5 Ways To Limit Your Social Media Usage
In December 2016, I decided to take Love & LaRock on with full steam. I post to Instagram at least six days per week, put a blog post up twice per week, and shoot content every Friday. I have noticed that while Insta-Blogging brings so much joy and has connected me to many wonderful people and brands from all over the world, it’s also had some negative ramifications on my mental state.
I often wonder if I would be happier walking away from it all? I ask myself on a weekly basis if the stress of working full-time; being a wife, a friend and a mom; trying to stay on top of taking care of myself so that my depression doesn’t come back, all while running a side business, is work it? When I look deep down, I know that I am doing this all for the long haul. The truth is, we do want another baby. But the fear of getting PPD again and being a working mom is just too much for me to handle.
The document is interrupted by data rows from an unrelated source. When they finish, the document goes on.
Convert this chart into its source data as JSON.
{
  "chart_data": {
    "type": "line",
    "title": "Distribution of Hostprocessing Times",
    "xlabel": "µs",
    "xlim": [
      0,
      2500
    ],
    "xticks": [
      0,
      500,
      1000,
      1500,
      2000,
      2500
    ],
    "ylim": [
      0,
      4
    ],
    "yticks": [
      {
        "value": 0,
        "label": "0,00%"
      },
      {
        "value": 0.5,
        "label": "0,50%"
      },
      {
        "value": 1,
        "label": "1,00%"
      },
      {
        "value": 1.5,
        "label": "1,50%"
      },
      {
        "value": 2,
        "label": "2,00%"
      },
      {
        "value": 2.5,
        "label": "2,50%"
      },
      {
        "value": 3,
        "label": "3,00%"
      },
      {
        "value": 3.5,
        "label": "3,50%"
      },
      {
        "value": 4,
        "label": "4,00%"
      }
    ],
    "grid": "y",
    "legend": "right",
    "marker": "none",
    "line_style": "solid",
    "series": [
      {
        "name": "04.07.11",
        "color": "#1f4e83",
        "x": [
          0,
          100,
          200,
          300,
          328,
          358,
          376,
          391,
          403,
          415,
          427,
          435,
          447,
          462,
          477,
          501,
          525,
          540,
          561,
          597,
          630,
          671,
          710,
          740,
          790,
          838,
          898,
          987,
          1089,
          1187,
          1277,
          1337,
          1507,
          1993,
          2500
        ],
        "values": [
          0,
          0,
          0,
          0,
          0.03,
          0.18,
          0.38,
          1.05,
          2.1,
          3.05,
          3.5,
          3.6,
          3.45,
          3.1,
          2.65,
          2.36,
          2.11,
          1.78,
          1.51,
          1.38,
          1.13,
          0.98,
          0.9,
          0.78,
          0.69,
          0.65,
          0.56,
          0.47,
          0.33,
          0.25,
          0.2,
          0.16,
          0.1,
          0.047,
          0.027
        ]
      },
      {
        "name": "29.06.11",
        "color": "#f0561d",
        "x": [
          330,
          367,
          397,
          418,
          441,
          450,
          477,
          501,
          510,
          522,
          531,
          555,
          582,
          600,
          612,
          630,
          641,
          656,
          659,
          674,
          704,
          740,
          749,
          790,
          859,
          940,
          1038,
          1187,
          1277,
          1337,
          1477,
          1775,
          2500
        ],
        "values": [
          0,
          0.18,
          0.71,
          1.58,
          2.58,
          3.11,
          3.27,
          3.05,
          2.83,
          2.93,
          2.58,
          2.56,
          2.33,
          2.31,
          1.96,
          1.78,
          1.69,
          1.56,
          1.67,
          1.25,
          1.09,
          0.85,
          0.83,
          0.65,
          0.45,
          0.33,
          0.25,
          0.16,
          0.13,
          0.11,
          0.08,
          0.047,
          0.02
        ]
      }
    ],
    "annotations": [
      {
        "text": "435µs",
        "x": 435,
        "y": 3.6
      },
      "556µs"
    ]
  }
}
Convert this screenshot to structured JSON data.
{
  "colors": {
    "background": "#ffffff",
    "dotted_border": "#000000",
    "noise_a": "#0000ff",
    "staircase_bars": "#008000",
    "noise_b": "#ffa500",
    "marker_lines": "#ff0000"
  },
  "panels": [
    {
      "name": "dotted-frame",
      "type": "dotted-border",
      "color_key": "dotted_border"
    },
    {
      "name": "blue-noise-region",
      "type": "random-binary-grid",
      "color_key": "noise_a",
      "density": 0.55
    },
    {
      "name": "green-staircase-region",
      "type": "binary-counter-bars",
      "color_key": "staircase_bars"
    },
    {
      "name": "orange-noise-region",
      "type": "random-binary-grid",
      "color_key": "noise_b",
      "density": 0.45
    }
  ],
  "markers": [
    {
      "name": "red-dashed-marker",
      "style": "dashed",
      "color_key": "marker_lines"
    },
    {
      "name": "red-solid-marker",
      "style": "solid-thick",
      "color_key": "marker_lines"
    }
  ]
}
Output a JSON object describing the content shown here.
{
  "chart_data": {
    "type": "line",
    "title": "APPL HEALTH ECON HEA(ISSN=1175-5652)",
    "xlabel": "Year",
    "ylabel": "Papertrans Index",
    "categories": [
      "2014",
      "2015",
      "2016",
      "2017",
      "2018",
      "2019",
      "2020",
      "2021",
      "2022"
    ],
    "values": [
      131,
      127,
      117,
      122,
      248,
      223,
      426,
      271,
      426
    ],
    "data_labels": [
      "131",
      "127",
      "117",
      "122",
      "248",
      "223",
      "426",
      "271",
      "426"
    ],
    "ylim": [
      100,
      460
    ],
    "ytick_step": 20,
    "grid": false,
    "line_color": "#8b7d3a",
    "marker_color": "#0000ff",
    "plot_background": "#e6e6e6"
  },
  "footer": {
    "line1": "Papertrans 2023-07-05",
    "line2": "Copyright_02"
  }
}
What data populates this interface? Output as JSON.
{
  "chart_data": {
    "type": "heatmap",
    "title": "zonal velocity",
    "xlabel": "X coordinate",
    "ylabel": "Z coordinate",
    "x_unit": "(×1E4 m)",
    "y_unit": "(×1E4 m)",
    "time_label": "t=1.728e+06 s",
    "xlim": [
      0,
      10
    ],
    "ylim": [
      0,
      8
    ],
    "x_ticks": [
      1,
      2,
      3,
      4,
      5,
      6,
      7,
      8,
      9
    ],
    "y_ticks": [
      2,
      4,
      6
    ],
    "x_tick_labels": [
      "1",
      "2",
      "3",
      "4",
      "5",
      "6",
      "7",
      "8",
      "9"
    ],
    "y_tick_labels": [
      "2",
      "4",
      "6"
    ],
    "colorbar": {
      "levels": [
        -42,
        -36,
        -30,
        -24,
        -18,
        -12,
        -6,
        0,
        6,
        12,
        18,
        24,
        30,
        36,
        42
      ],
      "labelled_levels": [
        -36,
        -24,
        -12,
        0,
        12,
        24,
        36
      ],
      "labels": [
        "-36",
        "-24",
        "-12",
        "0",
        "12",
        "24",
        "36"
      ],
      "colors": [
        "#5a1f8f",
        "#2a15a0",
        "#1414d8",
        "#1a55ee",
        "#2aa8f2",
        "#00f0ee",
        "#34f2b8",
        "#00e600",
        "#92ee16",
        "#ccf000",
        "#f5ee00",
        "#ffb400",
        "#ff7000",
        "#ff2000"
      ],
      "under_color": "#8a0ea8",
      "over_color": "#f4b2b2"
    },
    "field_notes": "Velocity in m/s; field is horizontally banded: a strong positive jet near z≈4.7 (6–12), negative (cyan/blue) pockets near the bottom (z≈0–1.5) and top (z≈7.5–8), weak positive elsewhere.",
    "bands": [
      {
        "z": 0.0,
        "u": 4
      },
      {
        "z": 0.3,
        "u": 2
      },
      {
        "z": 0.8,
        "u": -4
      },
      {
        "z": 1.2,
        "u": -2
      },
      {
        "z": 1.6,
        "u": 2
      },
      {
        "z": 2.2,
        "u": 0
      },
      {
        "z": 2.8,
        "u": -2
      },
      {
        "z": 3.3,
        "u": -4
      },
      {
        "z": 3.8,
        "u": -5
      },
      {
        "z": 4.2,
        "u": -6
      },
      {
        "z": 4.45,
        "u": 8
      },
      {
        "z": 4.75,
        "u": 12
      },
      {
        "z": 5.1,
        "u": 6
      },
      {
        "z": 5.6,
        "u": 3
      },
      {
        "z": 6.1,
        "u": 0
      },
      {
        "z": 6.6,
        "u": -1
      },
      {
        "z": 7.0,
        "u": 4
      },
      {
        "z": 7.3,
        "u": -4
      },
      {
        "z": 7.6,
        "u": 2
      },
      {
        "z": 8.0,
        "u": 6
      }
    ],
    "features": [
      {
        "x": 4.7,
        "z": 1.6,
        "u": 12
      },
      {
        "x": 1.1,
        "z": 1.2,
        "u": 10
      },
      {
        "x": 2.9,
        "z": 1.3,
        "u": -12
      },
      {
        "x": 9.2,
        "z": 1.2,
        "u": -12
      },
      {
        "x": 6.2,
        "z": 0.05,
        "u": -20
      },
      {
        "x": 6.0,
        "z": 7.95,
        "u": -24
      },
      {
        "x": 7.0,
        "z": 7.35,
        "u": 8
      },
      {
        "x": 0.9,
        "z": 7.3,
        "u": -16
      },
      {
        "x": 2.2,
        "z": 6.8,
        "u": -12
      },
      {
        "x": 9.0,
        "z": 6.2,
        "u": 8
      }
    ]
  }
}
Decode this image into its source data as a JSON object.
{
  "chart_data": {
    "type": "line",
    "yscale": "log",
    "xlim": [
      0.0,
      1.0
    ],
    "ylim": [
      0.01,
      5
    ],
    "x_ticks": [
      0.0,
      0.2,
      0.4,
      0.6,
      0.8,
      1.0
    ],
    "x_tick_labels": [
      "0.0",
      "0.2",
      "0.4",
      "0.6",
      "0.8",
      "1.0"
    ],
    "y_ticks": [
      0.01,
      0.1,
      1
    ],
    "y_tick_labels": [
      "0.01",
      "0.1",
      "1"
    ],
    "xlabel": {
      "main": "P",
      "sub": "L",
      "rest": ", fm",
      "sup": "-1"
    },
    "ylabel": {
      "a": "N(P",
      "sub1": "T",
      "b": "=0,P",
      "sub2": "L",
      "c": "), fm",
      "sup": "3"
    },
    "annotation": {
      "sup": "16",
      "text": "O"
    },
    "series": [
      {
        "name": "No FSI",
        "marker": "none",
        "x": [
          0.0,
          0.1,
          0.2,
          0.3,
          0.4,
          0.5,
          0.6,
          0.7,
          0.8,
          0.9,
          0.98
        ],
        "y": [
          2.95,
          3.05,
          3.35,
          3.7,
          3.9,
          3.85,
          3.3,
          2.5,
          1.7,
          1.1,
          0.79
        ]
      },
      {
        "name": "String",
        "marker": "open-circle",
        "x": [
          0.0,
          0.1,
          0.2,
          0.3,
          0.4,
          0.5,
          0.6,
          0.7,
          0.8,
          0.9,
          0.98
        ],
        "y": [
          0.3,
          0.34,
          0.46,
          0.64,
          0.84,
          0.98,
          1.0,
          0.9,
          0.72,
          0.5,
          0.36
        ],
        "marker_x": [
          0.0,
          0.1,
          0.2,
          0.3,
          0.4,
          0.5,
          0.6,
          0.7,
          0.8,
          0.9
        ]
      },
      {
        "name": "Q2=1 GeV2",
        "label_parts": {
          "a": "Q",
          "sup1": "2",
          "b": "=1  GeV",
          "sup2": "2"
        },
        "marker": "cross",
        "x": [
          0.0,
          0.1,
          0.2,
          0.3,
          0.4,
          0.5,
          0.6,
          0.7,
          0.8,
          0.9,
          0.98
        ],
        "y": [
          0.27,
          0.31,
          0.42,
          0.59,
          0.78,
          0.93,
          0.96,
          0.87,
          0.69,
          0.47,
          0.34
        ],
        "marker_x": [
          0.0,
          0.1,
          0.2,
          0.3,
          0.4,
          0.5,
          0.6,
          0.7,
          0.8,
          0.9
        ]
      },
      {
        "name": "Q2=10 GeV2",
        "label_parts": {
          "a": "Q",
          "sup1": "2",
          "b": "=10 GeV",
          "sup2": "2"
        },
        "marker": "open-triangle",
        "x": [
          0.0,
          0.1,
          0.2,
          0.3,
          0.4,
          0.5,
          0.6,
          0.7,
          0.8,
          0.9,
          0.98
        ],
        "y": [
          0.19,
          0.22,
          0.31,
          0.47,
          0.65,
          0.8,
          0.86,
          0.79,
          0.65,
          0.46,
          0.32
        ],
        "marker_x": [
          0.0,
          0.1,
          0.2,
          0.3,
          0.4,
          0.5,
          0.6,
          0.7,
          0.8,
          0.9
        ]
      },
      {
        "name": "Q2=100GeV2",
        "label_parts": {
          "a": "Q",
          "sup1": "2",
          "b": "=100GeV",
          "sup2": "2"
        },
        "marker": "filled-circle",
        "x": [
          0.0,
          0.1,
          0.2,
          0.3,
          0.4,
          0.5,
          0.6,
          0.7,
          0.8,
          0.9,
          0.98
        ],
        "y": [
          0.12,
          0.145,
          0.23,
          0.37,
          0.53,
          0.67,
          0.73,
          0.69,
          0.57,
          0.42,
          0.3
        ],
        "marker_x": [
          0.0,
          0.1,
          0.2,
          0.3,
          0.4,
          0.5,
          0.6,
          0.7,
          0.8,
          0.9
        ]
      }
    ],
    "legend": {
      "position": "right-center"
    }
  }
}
After many long discussions, Perry and I decided that if baby number two is a reality for us, that I would take more time off from work than what my 12 weeks (unpaid) maternity leave allows. To do this, I have to be able to bring in some income. We don’t have the luxury of being on one income alone so this blog is the best shot I have at staying home for a bit.
So I continue to write, to create, and to connect because I really do enjoy it, even if the stress is sometimes overwhelming. But in order to keep up this momentum, I have had to make some major changes. I am becoming so focused on likes and numbers and what everyone else in the cyber world is doing, it’s interfering with my ability to be present.
Below are five things I have changed to make sure social media isn’t the main focus of my day:
1). No cell phone allowed in the bedroom: There have been countless days and nights when I have woken up to roll over to check my emails, Instagram account and more. It was sick really. Why on earth would I want that to be the first thing I view when I have a beautiful husband laying right next me? To curb the temptation, I now charge my phone outside my bedroom and use an old school alarm if I have to be somewhere in the morning. When I wake up now, I always set an intention and thank the lucky stars for having another day to live.
2). Limiting my usage after posting: I am guilty of pushing the refresh button over and over again to view likes and comments after I post to Instagram. This can, at times, go on for almost an hour. Like, what? That’s so gross! I decided enough was enough. I now allow myself 15 minutes to refresh and respond to comments before hiding the phone from myself. I realize that it has decreased the number of comments that I can respond to right away, but I have noticed that I am so much more productive and happy when I am not concerning myself with how “well” a photo is performing.
3). Stop assigning emotional attachment to my content: Before, I would post a photo that meant the world to me. I would then get quickly discouraged when it wasn’t getting the likes or comments that I thought it would. I would think really unhealthy thoughts and attach my worth to the photo’s performance. I have had to work really hard at viewing my account as a creative outlet and business. If there is a photo that I am really attached to and know that my feelings will get hurt if it “flops” on social media, then I don’t post it. I print it out, stick it on my nightstand and find joy that way. I also decided that there is so much that Instagram does with the stupid new algorithm that it is out of my control. I find it so frustrating that one photo will get 2,000 likes white the next will get 600 because it didn’t reach many feeds that actually follow me.
4). No screen time after 10 PM: The last thing before I go to bed should be a book, a painting or my garden, not the phone. I now have a curfew, so to speak, and I turn my phone off or put it in another room at 10 PM, no exceptions.
5). Stopped looking at bigger accounts numbers: I am totally guilty of looking at bigger accounts to analyze what photos of theirs performed well in terms of likes and comments and how much they grew overnight. The comparison game has robbed me from feeling good about myself or my accomplishments. There are some bloggers that grow over 100 followers a day, get out four blog posts a week or get thousands of likes, no matter what they post. I think that is amazing for them, but their success doesn’t mean that I am doing something wrong or that I am less than. I truly believe that there is enough space in the cyber world for everyone. I just keep staying true to who I am and what I want to share and that’s all I can do.